267. Bu âyeti kerime, kazanç yollarını ve yapılacak malî yardımların ne gibi mallardan yapılacağını bildirmektedir. Şöyle ki: (Ey imân edenler); Ey Allah Teâlâ'yı tasdik, onun dinî hükümlerini kabul eden müslümanlar! Ticaret san'at gibi bir servet vasıtasıyla (kazandığınız şeylerin) paraların ve sairenin (ve yerden sizin için çıkarılmış olduğumuz) ekinlerin, meyvelerin, madenlerin ve benzeri (şeylerin temizlerinden) iyilerinden, helâllarından Allah yolunda harcayınız. İcap eden zekâtınızı veriniz, fakirlere tesaddukta bulununuz. (Ve öyle kötüsünü) aşağısını, haram olanını zekât veya sadaka için (vermek kastinde bulunmayınız ki) bu husustaki dinî vazifenizi lâikiyle yapmış olasınız. Öyle kötü bir mal nasıl infak edilebilir ki, (siz ondan harcarsınız da kendiniz ise) size alacağınıza karşılık olarak verilecek olsa (onun hakkında göz yurumadıkça) müsamaha etmedikçe, sıkılmadıkça veya hakkinizin büsbütün zayi olacağından korkmadıkça onun (alıcısı olmazsınız.) Artık nefsiniz hakkında uygun görmediğiniz böyle bir şeyi başkası hakkında nasıl uygun görebilirsiniz?. (Ve biliniz ki şüphe yok Allah Teâlâ zengindir) sizin harcamanıza ihtiyacı yoktur, bununla emretmesi sizin fâideniz içindir. Ve Hak Tealâ (övülmüştür) mahlûkatı için pek büyük nimetler ihsan buyurmuştur. Her şekilde hamd ve şükre lâyıktır. Artık o Yüce Yaratıcının rızâsına uygun şekilde harcamaktan ayrılmayınız.

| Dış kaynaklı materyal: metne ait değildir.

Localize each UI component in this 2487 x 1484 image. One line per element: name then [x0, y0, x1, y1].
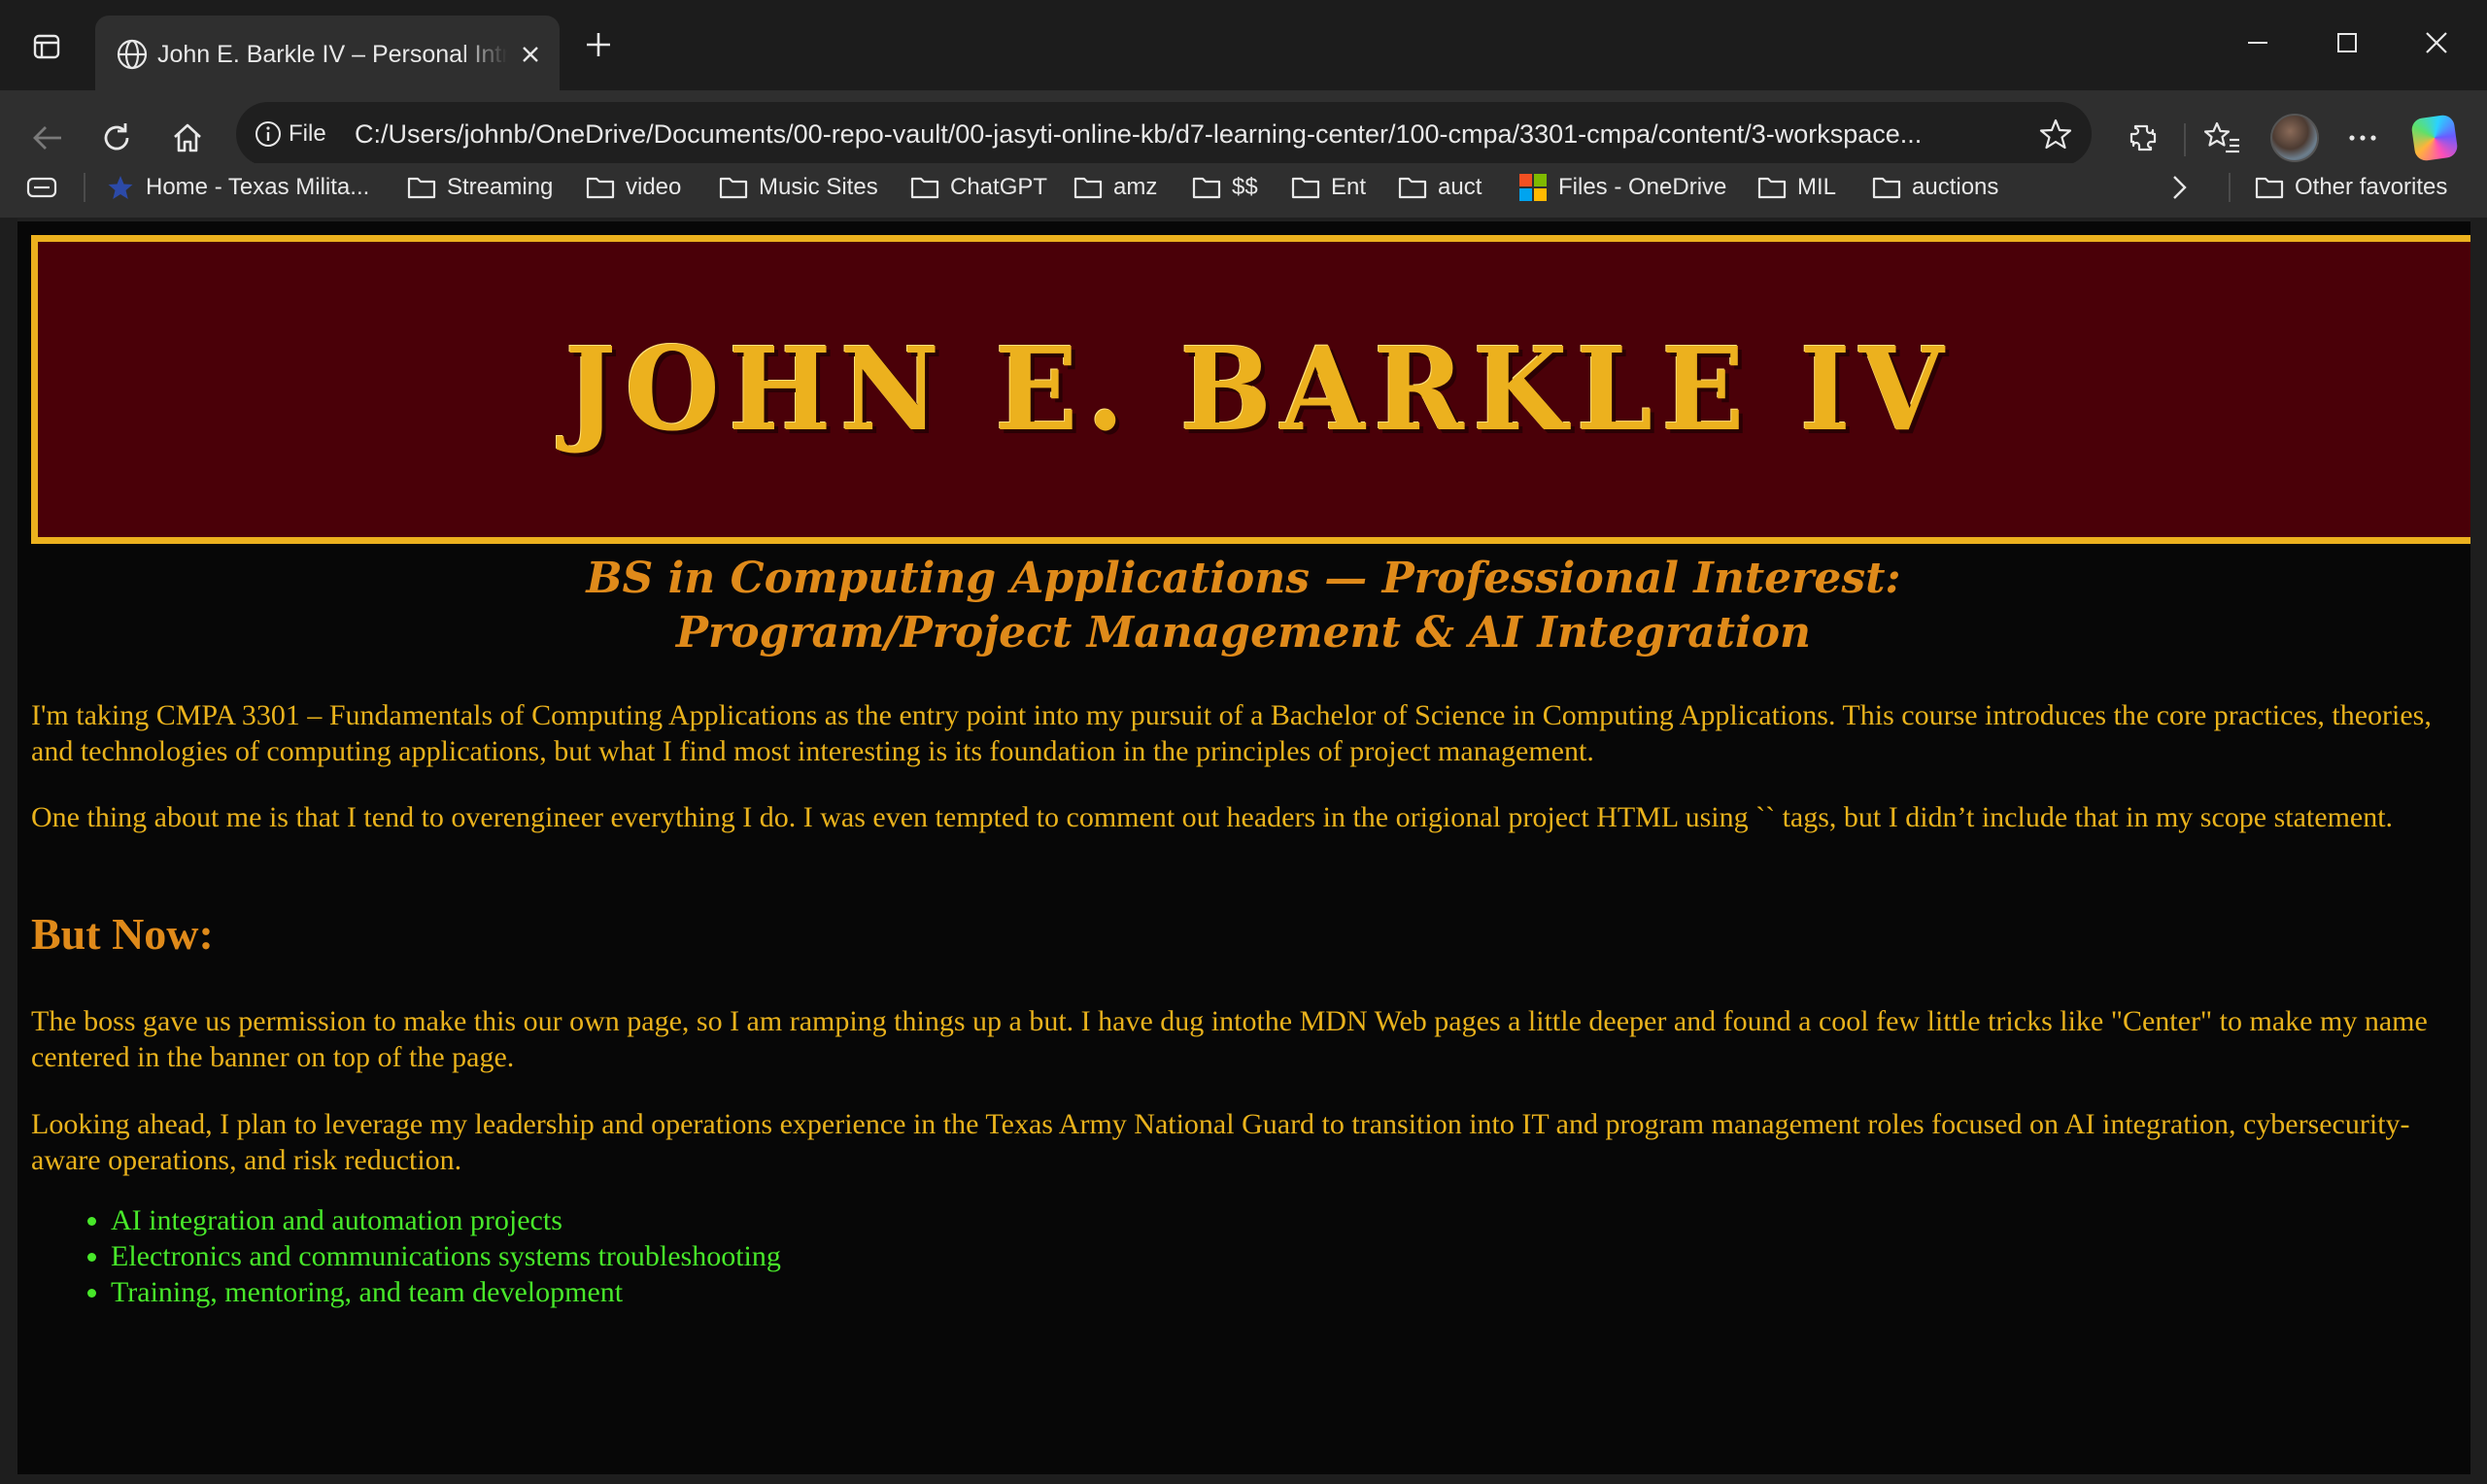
bookmarks-separator [84, 173, 85, 202]
chevron-right-icon[interactable] [2166, 163, 2192, 212]
info-icon[interactable] [252, 117, 285, 152]
bookmark-folder-music-sites[interactable]: Music Sites [718, 163, 878, 212]
folder-icon [718, 172, 749, 203]
bookmark-folder-money[interactable]: $$ [1191, 163, 1258, 212]
goals-paragraph: Looking ahead, I plan to leverage my lea… [31, 1108, 2410, 1176]
active-tab[interactable]: John E. Barkle IV – Personal Introductio… [95, 16, 560, 90]
tab-title: John E. Barkle IV – Personal Introductio… [157, 35, 507, 74]
subtitle-line-1: BS in Computing Applications — Professio… [586, 554, 1901, 603]
address-bar[interactable]: File C:/Users/johnb/OneDrive/Documents/0… [236, 102, 2092, 166]
tab-actions-icon[interactable] [16, 21, 78, 72]
folder-icon [1756, 172, 1788, 203]
bookmark-folder-video[interactable]: video [585, 163, 681, 212]
bookmark-label: Files - OneDrive [1558, 174, 1727, 200]
bookmark-label: Other favorites [2295, 174, 2448, 200]
web-page: John E. Barkle IV BS in Computing Applic… [17, 221, 2470, 1474]
globe-icon [107, 29, 157, 80]
bookmark-home-texas-military[interactable]: Home - Texas Milita... [105, 163, 369, 212]
content-frame-left [0, 218, 17, 1480]
bookmark-files-onedrive[interactable]: Files - OneDrive [1517, 163, 1726, 212]
favorite-star-icon[interactable] [2035, 114, 2076, 154]
bookmark-folder-ent[interactable]: Ent [1290, 163, 1366, 212]
intro-paragraph: I'm taking CMPA 3301 – Fundamentals of C… [31, 699, 2432, 767]
refresh-icon[interactable] [92, 114, 141, 162]
content-frame-right [2470, 218, 2487, 1480]
bookmark-folder-chatgpt[interactable]: ChatGPT [909, 163, 1047, 212]
copilot-icon[interactable] [2407, 112, 2462, 164]
profile-avatar[interactable] [2267, 112, 2322, 164]
bookmark-folder-auctions[interactable]: auctions [1871, 163, 1998, 212]
about-paragraph: One thing about me is that I tend to ove… [31, 801, 2394, 833]
bookmark-folder-amz[interactable]: amz [1073, 163, 1157, 212]
folder-icon [1871, 172, 1902, 203]
folder-icon [1397, 172, 1428, 203]
extensions-icon[interactable] [2116, 112, 2170, 164]
bookmarks-toggle-icon[interactable] [25, 163, 58, 212]
subtitle-line-2: Program/Project Management & AI Integrat… [675, 608, 1812, 658]
home-icon[interactable] [163, 114, 212, 162]
microsoft-logo-icon [1517, 172, 1549, 203]
bookmark-label: Home - Texas Milita... [146, 174, 370, 200]
section-heading: But Now: [31, 909, 214, 959]
page-subtitle: BS in Computing Applications — Professio… [17, 552, 2470, 660]
folder-icon [2254, 172, 2285, 203]
close-tab-icon[interactable] [513, 37, 548, 72]
name-banner: John E. Barkle IV [31, 235, 2470, 544]
list-item: Training, mentoring, and team developmen… [111, 1274, 781, 1310]
bookmark-label: MIL [1797, 174, 1837, 200]
bookmark-label: Music Sites [759, 174, 878, 200]
browser-window: John E. Barkle IV – Personal Introductio… [0, 0, 2487, 1484]
window-close-icon[interactable] [2407, 16, 2466, 70]
folder-icon [1191, 172, 1222, 203]
folder-icon [1073, 172, 1104, 203]
url-text[interactable]: C:/Users/johnb/OneDrive/Documents/00-rep… [355, 102, 2006, 166]
bookmark-label: video [626, 174, 682, 200]
toolbar-separator [2184, 123, 2186, 156]
bookmark-label: $$ [1232, 174, 1258, 200]
folder-icon [406, 172, 437, 203]
minimize-icon[interactable] [2229, 16, 2287, 70]
tab-strip: John E. Barkle IV – Personal Introductio… [0, 0, 2487, 90]
bookmark-folder-auct[interactable]: auct [1397, 163, 1482, 212]
bookmark-label: Ent [1331, 174, 1367, 200]
folder-icon [1290, 172, 1321, 203]
bookmark-folder-mil[interactable]: MIL [1756, 163, 1836, 212]
bookmark-label: amz [1113, 174, 1158, 200]
favorites-icon[interactable] [2196, 112, 2250, 164]
file-label: File [289, 120, 326, 147]
bookmarks-bar: Home - Texas Milita... Streaming video M… [0, 163, 2487, 218]
update-paragraph: The boss gave us permission to make this… [31, 1005, 2428, 1073]
back-icon[interactable] [23, 114, 72, 162]
banner-name: John E. Barkle IV [564, 322, 1953, 456]
bookmark-other-favorites[interactable]: Other favorites [2254, 163, 2447, 212]
folder-icon [585, 172, 616, 203]
star-icon [105, 172, 136, 203]
list-item: Electronics and communications systems t… [111, 1238, 781, 1274]
bookmark-label: ChatGPT [950, 174, 1048, 200]
interests-list: AI integration and automation projects E… [31, 1202, 781, 1310]
list-item: AI integration and automation projects [111, 1202, 781, 1238]
bookmarks-separator [2229, 173, 2231, 202]
bookmark-folder-streaming[interactable]: Streaming [406, 163, 553, 212]
folder-icon [909, 172, 940, 203]
new-tab-icon[interactable] [577, 23, 620, 66]
bookmark-label: Streaming [447, 174, 554, 200]
bookmark-label: auct [1438, 174, 1482, 200]
bookmark-label: auctions [1912, 174, 1999, 200]
more-menu-icon[interactable] [2335, 112, 2390, 164]
maximize-icon[interactable] [2318, 16, 2376, 70]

§ Malumdur ki, bir milletin iktisat sahasında yükselebilmesi için hem yurdunun arazisinden, madenlerinden ve sair tabiî kaynaklarından istifâde etmesi, hem de ticaret, san'at gibi bir şey ile uğraşması lâzımdır, İşte bu âyeti celile, bizlere bu iki yolun lüzumuna, meşruiyetine işarette bulunmaktadır.









268. Şeytan sizi fakirlik ile korkutur ve sizlere çirkin şeyler ile emreder. Allah Teâlâ ise size kendi katından bir mağfiret, bir lütuf vaad buyurur. Ve Allah Teâlâ geniştir, bilendir...

268. Bu âyeti kerime, dinî vazifelerin yerine getirilmesine mâni olacak şeytan tabiatlı kimselerin aldatmalarına bakılmamasına işaret etmektedir. Şöyle ki: (Şeytan) iblis veya her hangi bozguncu bir şahıs veya kötülüğü emreden nefis (sizi fakirlikle korkutur) malınızı harcarsanız züğürt kalırsınız diye sizi hayırdan men'e çalışır. (Ve sizlere çirkin) ahlâka muhalif, fuhşiyattan sayılan (şeyler ile emreder) o fena şeylere teşvikte bulunur. (Allah Teâlâ ise) Ey Allah rızâsı için harcamada bulunacak müminler!. (Size kendi katından bir mağfiret, bir lütuf) ve kerem (vaad buyurur) yapacağınız harcamadan dolayı Cenab'ı Hak'kın af ve mağfiretine, lütuf ve keremine nail olacaksınızdır. O harcayacağınız mal, mükâfatsız kalmıyacaktır, ve ondan dolayı fakir düşmeyeceksinizdir.. (Ve Allah Teâlâ geniştir) onun lütuf ve keremi boldur ve (bilendir) yaptığınız harcama ve diğer şeyler ona tamamen malumdur. Artık şeytanın vesvesesine kapılmayın, üzerinize düşen malî, bedenî vazifeleri ifaya çalışınız ki. Yüce Rabbinizin affın, lütuf ve ihsanını elde edesiniz.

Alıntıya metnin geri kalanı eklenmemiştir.